Business Wire, 13 February 2018, https://www.businesswire.com/news/home/20180212006461/en/Issued-U.S.-Patents-Granted-Cellectis-CRISPR-T-Cells
Cellectis has been granted patents for a T-cell genetic engineering method using transient expression of the CRISPR/Cas9 components. A similar patent has already been issued by the European Patent Office. This technology will be used to develop engineered CAR T-cells and the technology will be available for licensing.

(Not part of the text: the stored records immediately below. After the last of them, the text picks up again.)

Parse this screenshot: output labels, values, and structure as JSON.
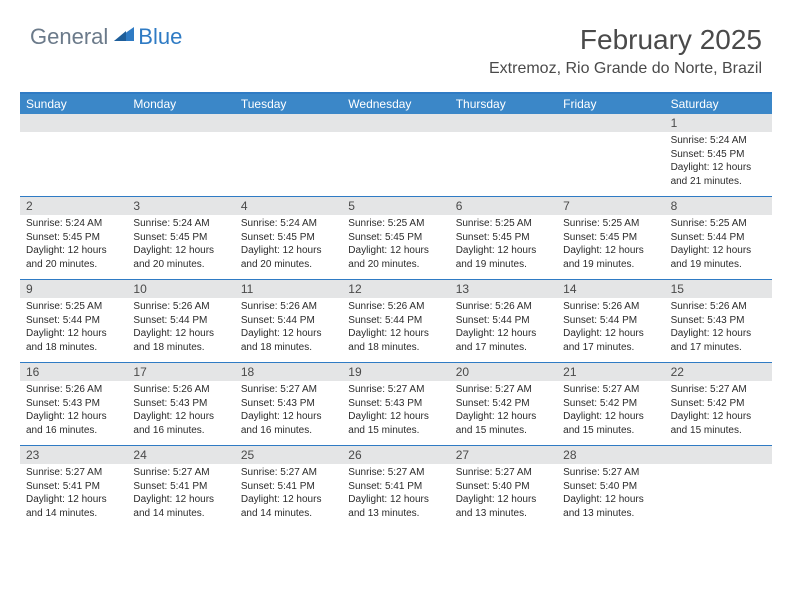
{
  "brand": {
    "part1": "General",
    "part2": "Blue"
  },
  "title": "February 2025",
  "location": "Extremoz, Rio Grande do Norte, Brazil",
  "colors": {
    "header_bar": "#3b87c8",
    "accent": "#2f7bc4",
    "day_bar": "#e4e5e6",
    "text_dark": "#4a4a4a",
    "text_body": "#2b2b2b",
    "logo_gray": "#6b7a8a",
    "background": "#ffffff"
  },
  "weekdays": [
    "Sunday",
    "Monday",
    "Tuesday",
    "Wednesday",
    "Thursday",
    "Friday",
    "Saturday"
  ],
  "weeks": [
    [
      null,
      null,
      null,
      null,
      null,
      null,
      {
        "n": "1",
        "sr": "5:24 AM",
        "ss": "5:45 PM",
        "dl": "12 hours and 21 minutes."
      }
    ],
    [
      {
        "n": "2",
        "sr": "5:24 AM",
        "ss": "5:45 PM",
        "dl": "12 hours and 20 minutes."
      },
      {
        "n": "3",
        "sr": "5:24 AM",
        "ss": "5:45 PM",
        "dl": "12 hours and 20 minutes."
      },
      {
        "n": "4",
        "sr": "5:24 AM",
        "ss": "5:45 PM",
        "dl": "12 hours and 20 minutes."
      },
      {
        "n": "5",
        "sr": "5:25 AM",
        "ss": "5:45 PM",
        "dl": "12 hours and 20 minutes."
      },
      {
        "n": "6",
        "sr": "5:25 AM",
        "ss": "5:45 PM",
        "dl": "12 hours and 19 minutes."
      },
      {
        "n": "7",
        "sr": "5:25 AM",
        "ss": "5:45 PM",
        "dl": "12 hours and 19 minutes."
      },
      {
        "n": "8",
        "sr": "5:25 AM",
        "ss": "5:44 PM",
        "dl": "12 hours and 19 minutes."
      }
    ],
    [
      {
        "n": "9",
        "sr": "5:25 AM",
        "ss": "5:44 PM",
        "dl": "12 hours and 18 minutes."
      },
      {
        "n": "10",
        "sr": "5:26 AM",
        "ss": "5:44 PM",
        "dl": "12 hours and 18 minutes."
      },
      {
        "n": "11",
        "sr": "5:26 AM",
        "ss": "5:44 PM",
        "dl": "12 hours and 18 minutes."
      },
      {
        "n": "12",
        "sr": "5:26 AM",
        "ss": "5:44 PM",
        "dl": "12 hours and 18 minutes."
      },
      {
        "n": "13",
        "sr": "5:26 AM",
        "ss": "5:44 PM",
        "dl": "12 hours and 17 minutes."
      },
      {
        "n": "14",
        "sr": "5:26 AM",
        "ss": "5:44 PM",
        "dl": "12 hours and 17 minutes."
      },
      {
        "n": "15",
        "sr": "5:26 AM",
        "ss": "5:43 PM",
        "dl": "12 hours and 17 minutes."
      }
    ],
    [
      {
        "n": "16",
        "sr": "5:26 AM",
        "ss": "5:43 PM",
        "dl": "12 hours and 16 minutes."
      },
      {
        "n": "17",
        "sr": "5:26 AM",
        "ss": "5:43 PM",
        "dl": "12 hours and 16 minutes."
      },
      {
        "n": "18",
        "sr": "5:27 AM",
        "ss": "5:43 PM",
        "dl": "12 hours and 16 minutes."
      },
      {
        "n": "19",
        "sr": "5:27 AM",
        "ss": "5:43 PM",
        "dl": "12 hours and 15 minutes."
      },
      {
        "n": "20",
        "sr": "5:27 AM",
        "ss": "5:42 PM",
        "dl": "12 hours and 15 minutes."
      },
      {
        "n": "21",
        "sr": "5:27 AM",
        "ss": "5:42 PM",
        "dl": "12 hours and 15 minutes."
      },
      {
        "n": "22",
        "sr": "5:27 AM",
        "ss": "5:42 PM",
        "dl": "12 hours and 15 minutes."
      }
    ],
    [
      {
        "n": "23",
        "sr": "5:27 AM",
        "ss": "5:41 PM",
        "dl": "12 hours and 14 minutes."
      },
      {
        "n": "24",
        "sr": "5:27 AM",
        "ss": "5:41 PM",
        "dl": "12 hours and 14 minutes."
      },
      {
        "n": "25",
        "sr": "5:27 AM",
        "ss": "5:41 PM",
        "dl": "12 hours and 14 minutes."
      },
      {
        "n": "26",
        "sr": "5:27 AM",
        "ss": "5:41 PM",
        "dl": "12 hours and 13 minutes."
      },
      {
        "n": "27",
        "sr": "5:27 AM",
        "ss": "5:40 PM",
        "dl": "12 hours and 13 minutes."
      },
      {
        "n": "28",
        "sr": "5:27 AM",
        "ss": "5:40 PM",
        "dl": "12 hours and 13 minutes."
      },
      null
    ]
  ],
  "labels": {
    "sunrise": "Sunrise:",
    "sunset": "Sunset:",
    "daylight": "Daylight:"
  }
}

Sharon Begley, 02 February 2018, STAT, https://www.statnews.com/2018/02/02/crispr-blindness-retinitis-pigmentosa/
Many diseases are the result of a single mutated allele. To correct these with a CRISPR-based system, the mutated allele should be targeted while the healthy allele is left untouched. In one of the first papers to be published in The CRISPR Journal, researchers have developed a method to target the “broken” allele while leaving the healthy allele untouched. This proof of concept work was done in a mouse retinitis pigmentosa model, where blindness is caused by a single nucleotide change in one allele. Results have been published on the BioRxiv prepress server (https://www.biorxiv.org/content/early/2018/01/29/197962).
Guo, Q., et. al. (2018) Scientific Reports. 8:2080. https://www.ncbi.nlm.nih.gov/pubmed/29391533
Homology directed repair (HDR) has long been plagued by low efficiency, limiting its use in gene editing. Researchers working with induced pluripotent stem cells (iPSC) have found that by incubating cells at 32°C for 24-48 hours post-transfection, HDR efficiency can be increased by two- to ten-fold. This type of research could allow for more efficient use of CRISPR HDR.